O sociólogo Norbert Elias inicia sua obra, no capítulo primeiro, analisando as origens e diferenças entre o termo “Kultur e Zivilisation” (Cultura e Civilização), na cultura Alemã, em analogia com termos similares na cultura Francesa e Inglesa. E como estes termos têm significados parecidos ou diferentes dependendo da cultura do país que a utiliza. 
No segundo capítulo intitulado “A Civilização como transformação do comportamento humano”, o autor analisa a influência de manuais de etiqueta na formação do comportamento das pessoas ao longo dos anos, a partir da obra de Erasmo de Rotterdam: Da Civilidade em Crianças (De Civilitate Morum Pueriliam) escrito em 1530, junto com outros manuais de etiqueta, é possível perceber as transformações no comportamento das pessoas ao passa dos anos, principalmente, a classe mais favorecida da época a corte medieval dos séculos XVII. 
Costumes comuns como  limpar o nariz a mesa, os dendês com a ponta da faca, as mãos na toalha da mesa e até soltar gases à mesa, passam gradativamente a ser repudiados. Como se deu esse processo?

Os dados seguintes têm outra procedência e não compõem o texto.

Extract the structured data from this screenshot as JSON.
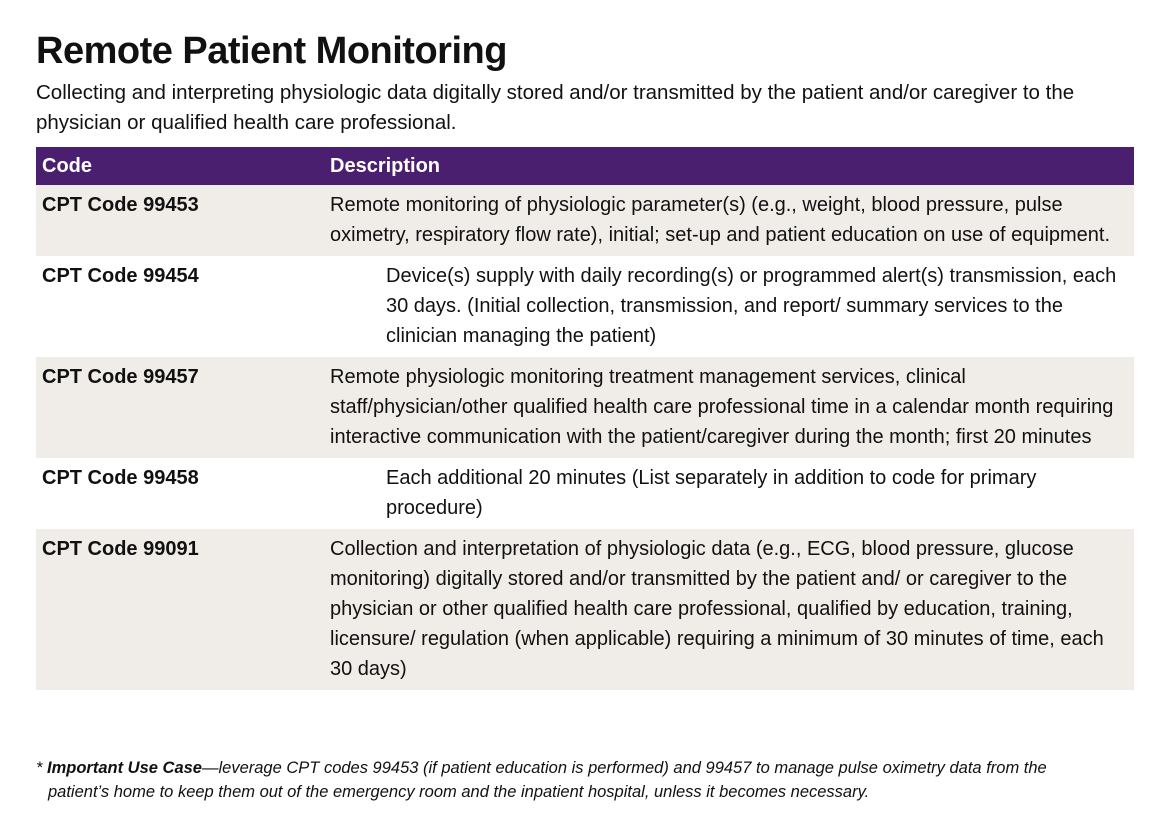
{
  "header": {
    "title": "Remote Patient Monitoring",
    "subtitle": "Collecting and interpreting physiologic data digitally stored and/or transmitted by the patient and/or caregiver to the physician or qualified health care professional."
  },
  "table": {
    "columns": [
      "Code",
      "Description"
    ],
    "rows": [
      [
        "CPT Code 99453",
        "Remote monitoring of physiologic parameter(s) (e.g., weight, blood pressure, pulse oximetry, respiratory flow rate), initial; set-up and patient education on use of equipment."
      ],
      [
        "CPT Code 99454",
        "Device(s) supply with daily recording(s) or programmed alert(s) transmission, each 30 days. (Initial collection, transmission, and report/ summary services to the clinician managing the patient)"
      ],
      [
        "CPT Code 99457",
        "Remote physiologic monitoring treatment management services, clinical staff/physician/other qualified health care professional time in a calendar month requiring interactive communication with the patient/caregiver during the month; first 20 minutes"
      ],
      [
        "CPT Code 99458",
        "Each additional 20 minutes (List separately in addition to code for primary procedure)"
      ],
      [
        "CPT Code 99091",
        "Collection and interpretation of physiologic data (e.g., ECG, blood pressure, glucose monitoring) digitally stored and/or transmitted by the patient and/ or caregiver to the physician or other qualified health care professional, qualified by education, training, licensure/ regulation (when applicable) requiring a minimum of 30 minutes of time, each 30 days)"
      ]
    ]
  },
  "footnote": {
    "marker": "*",
    "emphasis": "Important Use Case",
    "text": "—leverage CPT codes 99453 (if patient education is performed) and 99457 to manage pulse oximetry data from the patient’s home to keep them out of the emergency room and the inpatient hospital, unless it becomes necessary."
  }
}
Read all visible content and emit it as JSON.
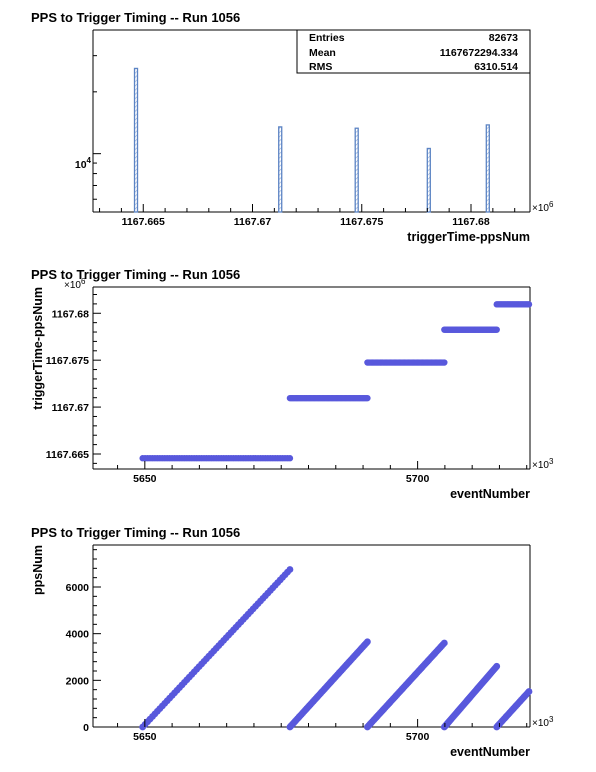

Alguns manuais de etiqueta contribuíram para a padronização do comportamento entre os nobres, que posteriormente foi adotado pela burguesia em acessão, as classes desfavorecidas não tinha acesso a estes manuais, devido grande parte a não alfabetização e as condições precárias em que viviam, importante frisar que esse condicionamento das emoções e gestos, essa coerção social de classe que estabeleceu-se entre os mais bem sucedidos, foi um processo lento e gradual. O tratado de Erasmo funcionou como manual instrutivo de boas maneiras, ensinando as pessoas qual a melhor maneira de se portar, principalmente, diante de outras pessoas e na presença de pessoas que tivesse uma posição social mais elevada na sociedade. O conceito de “Civilité”, ancestral da palavra civilização, ainda estava em construção. 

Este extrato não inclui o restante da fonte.